Below is the Pumping lemma as stated in Automata and Computability by (Dexter C. Kozen)

Let $$A$$ be a regular set. Then the following property holds of $$A$$:

There exist $$k≥0$$ such that for any string $$x,y,z$$ with $$xyz \in A$$ and $$|y|≥k$$, there exist strings $$u,v,w$$ such that $$y=uvw$$,$$v\not=ε$$, and for all $$i≥0$$, the string $$xuv^iwx\in A$$

Here are my questions:

Let $$∑=\{1\}$$ $$A=\{1\}$$. Clearly $$A$$, is regular. Now, applying the pumping lemma, let $$x=1,y=ε,z=ε$$ and so $$1εε=1 \in A$$, and $$|y|=0$$ so $$k=0$$ but there is no way to split $$y$$ such that $$v \not = ε$$. So, how is the pumping lemma valid for this regular set?

Also, we can think of $$k$$ as being the number of states, but a DFA cannot have $$0$$ states. So why is $$k$$ not required to be strictly greater than 0.

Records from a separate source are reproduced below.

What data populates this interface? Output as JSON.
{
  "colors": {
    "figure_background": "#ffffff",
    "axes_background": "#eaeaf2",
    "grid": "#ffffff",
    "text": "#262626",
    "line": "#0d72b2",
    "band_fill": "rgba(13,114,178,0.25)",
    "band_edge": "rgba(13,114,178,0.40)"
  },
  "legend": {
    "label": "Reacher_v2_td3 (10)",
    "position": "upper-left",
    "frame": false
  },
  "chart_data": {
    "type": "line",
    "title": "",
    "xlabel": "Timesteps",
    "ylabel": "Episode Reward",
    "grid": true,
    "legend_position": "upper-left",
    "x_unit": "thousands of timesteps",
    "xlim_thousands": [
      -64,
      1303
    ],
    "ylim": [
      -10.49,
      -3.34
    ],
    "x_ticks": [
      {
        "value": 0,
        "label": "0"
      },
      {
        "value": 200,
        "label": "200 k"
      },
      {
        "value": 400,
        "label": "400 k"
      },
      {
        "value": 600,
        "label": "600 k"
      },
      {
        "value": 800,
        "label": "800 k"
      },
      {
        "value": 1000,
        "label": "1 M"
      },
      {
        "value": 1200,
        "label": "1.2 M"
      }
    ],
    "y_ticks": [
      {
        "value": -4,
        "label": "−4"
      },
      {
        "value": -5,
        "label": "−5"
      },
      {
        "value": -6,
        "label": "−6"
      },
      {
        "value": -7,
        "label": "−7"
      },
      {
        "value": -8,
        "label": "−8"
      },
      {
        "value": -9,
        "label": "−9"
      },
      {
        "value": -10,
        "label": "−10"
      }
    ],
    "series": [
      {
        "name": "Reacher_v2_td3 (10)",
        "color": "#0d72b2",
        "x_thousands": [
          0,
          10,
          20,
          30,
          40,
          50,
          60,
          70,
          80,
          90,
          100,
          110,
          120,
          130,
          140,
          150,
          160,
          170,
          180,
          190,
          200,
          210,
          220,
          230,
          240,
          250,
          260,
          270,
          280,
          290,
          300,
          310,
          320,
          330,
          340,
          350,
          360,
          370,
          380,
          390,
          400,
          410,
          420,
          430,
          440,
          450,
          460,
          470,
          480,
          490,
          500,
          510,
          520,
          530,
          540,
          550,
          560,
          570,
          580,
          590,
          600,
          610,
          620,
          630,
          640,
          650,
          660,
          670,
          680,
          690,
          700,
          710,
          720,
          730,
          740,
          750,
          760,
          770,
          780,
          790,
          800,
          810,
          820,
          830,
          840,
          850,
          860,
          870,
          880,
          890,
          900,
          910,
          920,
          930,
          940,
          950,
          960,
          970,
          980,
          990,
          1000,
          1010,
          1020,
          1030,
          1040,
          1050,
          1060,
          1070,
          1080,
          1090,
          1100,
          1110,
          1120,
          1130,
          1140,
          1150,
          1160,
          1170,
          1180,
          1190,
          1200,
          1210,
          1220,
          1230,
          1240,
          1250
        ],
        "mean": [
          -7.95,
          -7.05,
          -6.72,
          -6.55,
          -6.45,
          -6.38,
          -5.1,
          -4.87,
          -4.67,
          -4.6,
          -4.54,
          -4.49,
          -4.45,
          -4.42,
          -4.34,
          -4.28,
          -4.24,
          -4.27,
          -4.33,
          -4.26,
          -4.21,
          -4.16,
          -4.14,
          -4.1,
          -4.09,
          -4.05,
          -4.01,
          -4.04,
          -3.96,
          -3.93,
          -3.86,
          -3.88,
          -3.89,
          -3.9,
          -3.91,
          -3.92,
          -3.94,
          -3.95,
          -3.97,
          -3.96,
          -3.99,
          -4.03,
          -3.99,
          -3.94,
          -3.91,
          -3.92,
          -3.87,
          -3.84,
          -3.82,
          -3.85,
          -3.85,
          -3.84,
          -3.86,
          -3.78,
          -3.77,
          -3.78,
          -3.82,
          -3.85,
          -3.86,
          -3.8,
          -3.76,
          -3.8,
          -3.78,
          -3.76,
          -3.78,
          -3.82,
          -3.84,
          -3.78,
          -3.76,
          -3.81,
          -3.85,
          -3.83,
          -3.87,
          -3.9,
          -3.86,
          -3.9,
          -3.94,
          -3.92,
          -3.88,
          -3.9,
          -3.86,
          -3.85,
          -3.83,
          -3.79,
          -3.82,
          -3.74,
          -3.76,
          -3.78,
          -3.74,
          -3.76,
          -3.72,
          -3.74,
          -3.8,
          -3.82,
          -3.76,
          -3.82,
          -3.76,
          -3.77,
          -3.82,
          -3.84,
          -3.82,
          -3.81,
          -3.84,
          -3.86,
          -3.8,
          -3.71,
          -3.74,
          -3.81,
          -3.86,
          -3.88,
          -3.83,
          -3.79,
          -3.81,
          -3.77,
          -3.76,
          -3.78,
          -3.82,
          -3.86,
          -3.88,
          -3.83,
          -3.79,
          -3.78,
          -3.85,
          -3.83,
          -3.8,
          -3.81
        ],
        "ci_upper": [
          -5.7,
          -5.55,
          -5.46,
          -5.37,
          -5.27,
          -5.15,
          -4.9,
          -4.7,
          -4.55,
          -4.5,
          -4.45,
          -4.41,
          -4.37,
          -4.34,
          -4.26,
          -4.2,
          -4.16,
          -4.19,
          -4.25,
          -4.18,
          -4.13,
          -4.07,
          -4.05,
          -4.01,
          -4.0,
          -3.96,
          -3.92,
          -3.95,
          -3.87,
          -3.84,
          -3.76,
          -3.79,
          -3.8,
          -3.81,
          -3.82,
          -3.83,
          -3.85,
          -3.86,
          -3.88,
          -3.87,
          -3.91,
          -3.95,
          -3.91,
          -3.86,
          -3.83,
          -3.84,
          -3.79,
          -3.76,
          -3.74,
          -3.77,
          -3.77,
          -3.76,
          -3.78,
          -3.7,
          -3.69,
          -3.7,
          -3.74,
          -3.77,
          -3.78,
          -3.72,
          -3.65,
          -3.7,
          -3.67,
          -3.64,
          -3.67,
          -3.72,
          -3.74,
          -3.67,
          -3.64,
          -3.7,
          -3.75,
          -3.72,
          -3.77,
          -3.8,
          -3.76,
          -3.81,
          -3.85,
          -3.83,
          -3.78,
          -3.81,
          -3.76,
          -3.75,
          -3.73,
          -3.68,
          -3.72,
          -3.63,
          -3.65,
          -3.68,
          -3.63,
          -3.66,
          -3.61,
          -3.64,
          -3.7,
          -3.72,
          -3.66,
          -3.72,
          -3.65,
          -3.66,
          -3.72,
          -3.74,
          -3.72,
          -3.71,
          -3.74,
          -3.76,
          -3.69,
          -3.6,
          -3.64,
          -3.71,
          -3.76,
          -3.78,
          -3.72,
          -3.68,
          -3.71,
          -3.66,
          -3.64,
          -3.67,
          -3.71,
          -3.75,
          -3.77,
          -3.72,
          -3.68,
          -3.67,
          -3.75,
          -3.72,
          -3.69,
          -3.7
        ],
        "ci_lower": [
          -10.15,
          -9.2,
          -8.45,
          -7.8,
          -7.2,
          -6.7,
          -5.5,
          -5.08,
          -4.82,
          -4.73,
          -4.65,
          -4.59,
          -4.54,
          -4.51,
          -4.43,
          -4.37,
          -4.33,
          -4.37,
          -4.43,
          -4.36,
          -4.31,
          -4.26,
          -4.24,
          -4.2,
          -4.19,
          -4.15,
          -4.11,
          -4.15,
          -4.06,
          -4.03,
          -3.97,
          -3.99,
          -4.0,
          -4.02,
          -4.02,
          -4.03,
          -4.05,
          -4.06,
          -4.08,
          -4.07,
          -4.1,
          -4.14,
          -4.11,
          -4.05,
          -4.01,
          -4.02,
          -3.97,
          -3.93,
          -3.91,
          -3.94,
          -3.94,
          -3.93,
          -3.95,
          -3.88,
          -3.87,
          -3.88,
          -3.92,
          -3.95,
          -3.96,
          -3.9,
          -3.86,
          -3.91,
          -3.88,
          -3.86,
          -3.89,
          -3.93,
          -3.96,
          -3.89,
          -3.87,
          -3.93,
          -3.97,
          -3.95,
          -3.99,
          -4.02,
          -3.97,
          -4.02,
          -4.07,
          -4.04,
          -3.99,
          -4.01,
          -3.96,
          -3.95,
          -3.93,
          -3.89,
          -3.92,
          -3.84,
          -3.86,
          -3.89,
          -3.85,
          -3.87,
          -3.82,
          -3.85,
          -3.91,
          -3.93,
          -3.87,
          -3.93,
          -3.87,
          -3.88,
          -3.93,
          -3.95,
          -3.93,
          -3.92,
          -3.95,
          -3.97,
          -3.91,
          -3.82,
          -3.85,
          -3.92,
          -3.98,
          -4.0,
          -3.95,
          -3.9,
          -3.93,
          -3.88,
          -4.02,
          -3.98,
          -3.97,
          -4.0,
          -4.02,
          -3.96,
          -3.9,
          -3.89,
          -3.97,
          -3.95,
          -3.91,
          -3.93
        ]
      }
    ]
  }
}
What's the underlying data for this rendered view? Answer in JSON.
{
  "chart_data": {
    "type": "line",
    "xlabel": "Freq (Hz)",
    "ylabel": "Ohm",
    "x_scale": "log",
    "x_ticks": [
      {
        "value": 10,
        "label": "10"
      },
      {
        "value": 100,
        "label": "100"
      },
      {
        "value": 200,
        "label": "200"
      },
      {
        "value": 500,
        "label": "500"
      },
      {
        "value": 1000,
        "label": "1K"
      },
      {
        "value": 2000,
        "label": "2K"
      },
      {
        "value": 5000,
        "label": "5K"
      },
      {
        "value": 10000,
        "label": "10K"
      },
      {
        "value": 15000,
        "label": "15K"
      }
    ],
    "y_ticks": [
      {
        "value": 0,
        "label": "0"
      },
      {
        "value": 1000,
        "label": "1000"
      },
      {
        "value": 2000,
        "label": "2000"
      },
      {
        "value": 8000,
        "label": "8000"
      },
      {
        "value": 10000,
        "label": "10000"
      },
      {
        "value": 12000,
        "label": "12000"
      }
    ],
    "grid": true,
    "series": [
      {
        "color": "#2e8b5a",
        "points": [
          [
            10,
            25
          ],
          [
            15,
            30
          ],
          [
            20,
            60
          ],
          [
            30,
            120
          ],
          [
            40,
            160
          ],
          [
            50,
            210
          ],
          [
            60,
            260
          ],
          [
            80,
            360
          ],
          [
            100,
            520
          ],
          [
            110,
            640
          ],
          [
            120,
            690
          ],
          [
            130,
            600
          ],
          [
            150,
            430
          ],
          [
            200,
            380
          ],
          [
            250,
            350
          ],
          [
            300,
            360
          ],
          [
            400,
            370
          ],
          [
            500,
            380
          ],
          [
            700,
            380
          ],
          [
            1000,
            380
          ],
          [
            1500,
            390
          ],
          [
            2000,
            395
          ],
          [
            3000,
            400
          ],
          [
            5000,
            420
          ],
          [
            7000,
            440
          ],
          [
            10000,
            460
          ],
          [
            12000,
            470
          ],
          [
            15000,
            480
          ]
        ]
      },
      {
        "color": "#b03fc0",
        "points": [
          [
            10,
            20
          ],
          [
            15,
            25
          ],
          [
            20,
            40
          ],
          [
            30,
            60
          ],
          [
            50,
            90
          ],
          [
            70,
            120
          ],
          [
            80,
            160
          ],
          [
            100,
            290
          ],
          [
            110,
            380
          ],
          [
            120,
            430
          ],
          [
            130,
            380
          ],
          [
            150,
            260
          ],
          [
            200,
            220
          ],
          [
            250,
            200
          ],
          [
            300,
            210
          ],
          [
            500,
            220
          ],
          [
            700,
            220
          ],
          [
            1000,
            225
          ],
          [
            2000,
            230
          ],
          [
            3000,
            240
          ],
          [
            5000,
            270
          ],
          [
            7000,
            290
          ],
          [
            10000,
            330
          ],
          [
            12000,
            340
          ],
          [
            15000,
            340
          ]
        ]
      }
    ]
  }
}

Perhaps you can help my understanding by applying the pumping lemma above to the language $$\{1\}$$ as well the language of the empty string. What do value does k have in these situations? What about x,y,z and u,v,w?

Suppose that $$A$$ is regular. The pumping lemma says that there is a $$k$$ such if $$w\in A$$ has length at least $$k$$, then $$w$$ can be pumped; it does not say that $$A$$ necessarily has any words of length $$k$$ or more. In fact it’s clear that if $$A$$ actually does have a word of length at least $$k$$, then pumping it will produce infinitely many words. Thus, if $$A$$ is finite, every word of $$A$$ must be shorter than $$k$$. In particular, for $$A=\{1\}$$ we can take $$k$$ to be any integer greater than $$1$$: $$A$$ will then satisfy the conclusion of the pumping lemma vacuously, since $$A$$ has no words of length $$k$$ or more. More generally, if $$A$$ is finite, and $$k>\max\{|w|:w\in A\}$$, then $$A$$ vacuously satisfies the conclusion of the pumping lemma, since it has no words long enough to be pumped.
The pumping lemma is really only interesting when $$A$$ is infinite.